Original Facebook post Sunday, August 19, 2018.
To My Grand Pals, Edison, Winston and Lucie,
Since you are all little right now, you probably won't be reading this until you get a lot older. And by then, I'm guessing that things like video streaming and the internet have been replaced by something even more advanced and mind boggling. If that's the case, then this post about the last Blockbuster in the world that I just saw on my road trip to Bend, Oregon will be really ancient history to you. But since it represents something that was very important to your parents and grandparents, I thought I should tell you a little bit about it.
Blockbuster video was started in 1985, just a few months after your Mom was born. By 2004, it grew to over 9000 stores worldwide and employed over 84, 000 people. What made this unprecedented growth possible was that Blockbuster offered something brand new for many of us - a place where we could drive to and pick from a great selection of top rated movies on video cassette to rent for the night. And by the way, your Mom's favorite video cassette was a movie called E.T.. She must have watched it at least a hundred times and made me watch it with her almost as many.

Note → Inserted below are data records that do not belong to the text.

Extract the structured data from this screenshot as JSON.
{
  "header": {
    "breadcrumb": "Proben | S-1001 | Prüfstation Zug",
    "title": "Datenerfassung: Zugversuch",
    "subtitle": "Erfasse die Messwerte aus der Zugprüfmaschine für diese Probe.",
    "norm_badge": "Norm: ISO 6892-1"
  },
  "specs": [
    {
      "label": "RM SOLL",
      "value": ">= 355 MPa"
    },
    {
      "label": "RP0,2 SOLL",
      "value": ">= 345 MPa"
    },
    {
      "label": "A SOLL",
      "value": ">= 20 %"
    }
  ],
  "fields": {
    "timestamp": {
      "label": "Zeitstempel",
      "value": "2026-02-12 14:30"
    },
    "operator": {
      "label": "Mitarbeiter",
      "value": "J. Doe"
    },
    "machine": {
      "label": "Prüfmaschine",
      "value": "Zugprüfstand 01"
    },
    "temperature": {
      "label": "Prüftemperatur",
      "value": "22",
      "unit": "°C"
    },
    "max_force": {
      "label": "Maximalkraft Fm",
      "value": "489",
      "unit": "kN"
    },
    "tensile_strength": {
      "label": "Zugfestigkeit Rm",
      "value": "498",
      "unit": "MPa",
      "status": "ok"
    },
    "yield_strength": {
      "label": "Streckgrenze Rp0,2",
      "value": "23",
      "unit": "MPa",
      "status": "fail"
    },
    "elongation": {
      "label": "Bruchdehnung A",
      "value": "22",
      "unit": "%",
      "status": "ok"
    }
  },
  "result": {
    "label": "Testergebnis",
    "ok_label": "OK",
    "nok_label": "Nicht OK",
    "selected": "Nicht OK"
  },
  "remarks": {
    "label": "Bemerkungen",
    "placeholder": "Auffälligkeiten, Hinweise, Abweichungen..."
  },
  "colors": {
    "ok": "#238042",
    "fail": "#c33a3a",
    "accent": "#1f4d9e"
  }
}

Now if you are wondering what a "video cassette" is, I'll give you a little background. Video tape was a digital format recording on a magnetic tape, which incidentally was the first time in history that we could see something immediately that had just happened. A company named Sony introduced the first video cassettes in 1969, which was the same year a concert called Woodstock was held in upstate New York. The video cassette movies weren't always smooth and sometime's the tape would break or unspool. But we were so excited about the fact that we could have a movie play on the bulky home machines we bought, we gladly put up with it.
With the rapid advances in technology, video cassettes were soon replaced by round metallic digital optional storage units called DVDs. Blockbuster began carrying them too, but many of us were weary of them. Eventually, we all caved in and bought home devices called DVD players that could play them. However, in 1997 a company named Netflix began doing what most of us thought was impossible - streaming movies on demand right to our homes over the internet. And once that caught on, the days of Blockbuster were numbered.
So with all that said, here's what Blockbuster did that made such an impact on us. For the first time ever, we could go down to our local store and rent a movie that we'd heard about for months. If we had cute little ones - like you three are right now - we could make some popcorn and watch the movie or cartoon as a family. And if Mom and Dad managed to stay up later, they too could enjoy a movie they might never get to see. So it was a great way to spend family time together.
In closing, I hope that whenever you are reading this that we still have those treasured moments to share in life together, no matter how technology brings them to us. Because in the end, it isn't about entertainment, it's about love.